Anyone who has suffered the horrific loss of a loved one know how hard it is to deal with the alchemy of emotions. Anger competes with despair to fuel a sense of futility. The suffering of the person who died crushes the spirit. The permanence of death haunts the future.
People who manage to find peace through positivity are rare and remarkable. Against that already difficult standard, Tracy Matheson’s Project Beloved pushes the bar even higher.
Matheson is from Texas. But she was in Charlottesville Monday to furnish and decorate what she calls a “soft” interview room at the city’s Commonwealth’s Attorney’s office. The padded, swiveling chairs, the indirect lighting, the basket of blankets and the beautiful nature photographs on the walls work together to create a cocoon for crime victims at their most vulnerable moments.
Creating rooms like this one room also allows Matheson to envelop herself in the love she still feels for her daughter, Molly Jane. Matheson’s daughter lost her life in one of the most terrible ways possible. A serial rapist sexually assaulted and strangled her. It was the kind of crime that not only destroys an innocent life, but also shatters those who must live without the person who is taken.
For Matheson, the path through a minefield of grief came from what might drive others to quit. She discovered that other rape victims of the man who killed her child had struggled to follow through on seeking justice before her daughter died. In some of those earlier cases, the investigative and interviewing process became unbearable.
And so, Project Beloved: The Molly Jane Mission came about. It was not born of bitterness or recrimination. It was not born of a need to make sense of something so senseless as to defy explanation. Matheson knew she could not end crime. What she could do was devote herself to making dealing with the life-changing trauma of crime, especially sexual assault, as bearable as possible.
For the soothing art in the Charlottesville soft interview room, Matheson settled on the photographs of Megan Getrum, a woman murdered by Molly Jane’s killer, five days after Molly Jane died. Along with soft lighting and comfortable seats, Matheson added an essential oils diffuser and a portable table that interview participants can write on. This is the comfort and atmosphere she hopes to create at prosecutor’s offices, police stations and educational institutions across the country.
The soft interview rooms she has constructed now number in the dozens. If they eventually number in the hundreds or thousands, Matheson likely will still feel the pain that came with the loss of her daughter and the violence of her death.

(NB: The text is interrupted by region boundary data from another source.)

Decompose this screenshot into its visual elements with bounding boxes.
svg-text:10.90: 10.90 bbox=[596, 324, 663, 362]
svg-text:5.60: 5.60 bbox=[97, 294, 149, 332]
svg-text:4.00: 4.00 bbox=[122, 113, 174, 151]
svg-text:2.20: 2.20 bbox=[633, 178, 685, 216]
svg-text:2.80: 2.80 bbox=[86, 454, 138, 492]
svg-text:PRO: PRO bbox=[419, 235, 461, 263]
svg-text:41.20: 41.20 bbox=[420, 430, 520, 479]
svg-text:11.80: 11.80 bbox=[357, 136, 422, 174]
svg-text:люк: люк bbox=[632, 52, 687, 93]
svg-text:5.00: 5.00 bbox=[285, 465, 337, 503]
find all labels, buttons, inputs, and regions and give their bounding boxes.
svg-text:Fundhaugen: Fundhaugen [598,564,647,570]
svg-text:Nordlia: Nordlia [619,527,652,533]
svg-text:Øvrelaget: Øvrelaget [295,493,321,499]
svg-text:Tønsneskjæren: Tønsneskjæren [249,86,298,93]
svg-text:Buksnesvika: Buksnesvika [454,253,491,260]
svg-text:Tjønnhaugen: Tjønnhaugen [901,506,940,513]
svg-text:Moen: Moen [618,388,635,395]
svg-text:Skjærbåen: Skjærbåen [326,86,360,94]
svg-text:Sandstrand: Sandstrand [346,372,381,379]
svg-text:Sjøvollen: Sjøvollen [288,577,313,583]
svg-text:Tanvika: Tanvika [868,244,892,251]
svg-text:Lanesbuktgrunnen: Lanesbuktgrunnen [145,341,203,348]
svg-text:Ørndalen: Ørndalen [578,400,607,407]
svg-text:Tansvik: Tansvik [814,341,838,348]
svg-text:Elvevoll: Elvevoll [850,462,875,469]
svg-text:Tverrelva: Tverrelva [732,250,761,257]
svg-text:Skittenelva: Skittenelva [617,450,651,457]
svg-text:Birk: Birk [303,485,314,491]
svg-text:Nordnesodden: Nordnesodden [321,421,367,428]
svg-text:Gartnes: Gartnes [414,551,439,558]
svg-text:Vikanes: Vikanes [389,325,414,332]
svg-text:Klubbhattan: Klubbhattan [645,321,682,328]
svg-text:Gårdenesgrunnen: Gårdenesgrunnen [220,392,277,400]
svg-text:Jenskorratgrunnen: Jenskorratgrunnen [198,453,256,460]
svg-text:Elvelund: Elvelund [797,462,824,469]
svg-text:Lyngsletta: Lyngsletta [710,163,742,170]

As Matheson told Daily Progress reporter Ginny Bixby:
“It is my reality. And the only thing that I could figure out how to make it through was by doing this. I would say probably it has saved my sanity to be able to have something like this to pour all of my mental energy and physical energy and take this horrific, unthinkable, unfathomable, incredibly awful thing and help it fuel this change that I hope to see come because of our efforts.”
Nobody gets to choose if they want to go through what Tracy Matheson did. More to the point, no amount of effort could truly prepare a person for it. Obsession with the possibility of unimaginable horror overtaking a life can breed a kind of social and emotional paralysis almost as debilitating as the horror itself. What remains for those dragged randomly into the miasma of criminal violence is to try to do what Matheson did. Focus the unavoidable pain in a way that morphs from a reason to give up into a reason to keep going.
Some—perhaps most—of us facing tragic loss will never be able to imitate the incredible example Matheson has set. But her story proves it is in everyone’s best interest to try.
NOTE from Tracy: This is a very lovely editorial. However, I would like to make one edit. It states, "She discovered that other rape victims of the man who killed her child had struggled to follow through on seeking justice before her daughter died." This is not entirely accurate. The victims did everything they should have done. They reported to law enforcement. They had a SANE exam. The system is who failed. The system did not believe the victims or failed to act in a timely manner. The system holds all of the blame for why the individual who killed Molly and Megan was left to roam the streets raping and strangling women at will.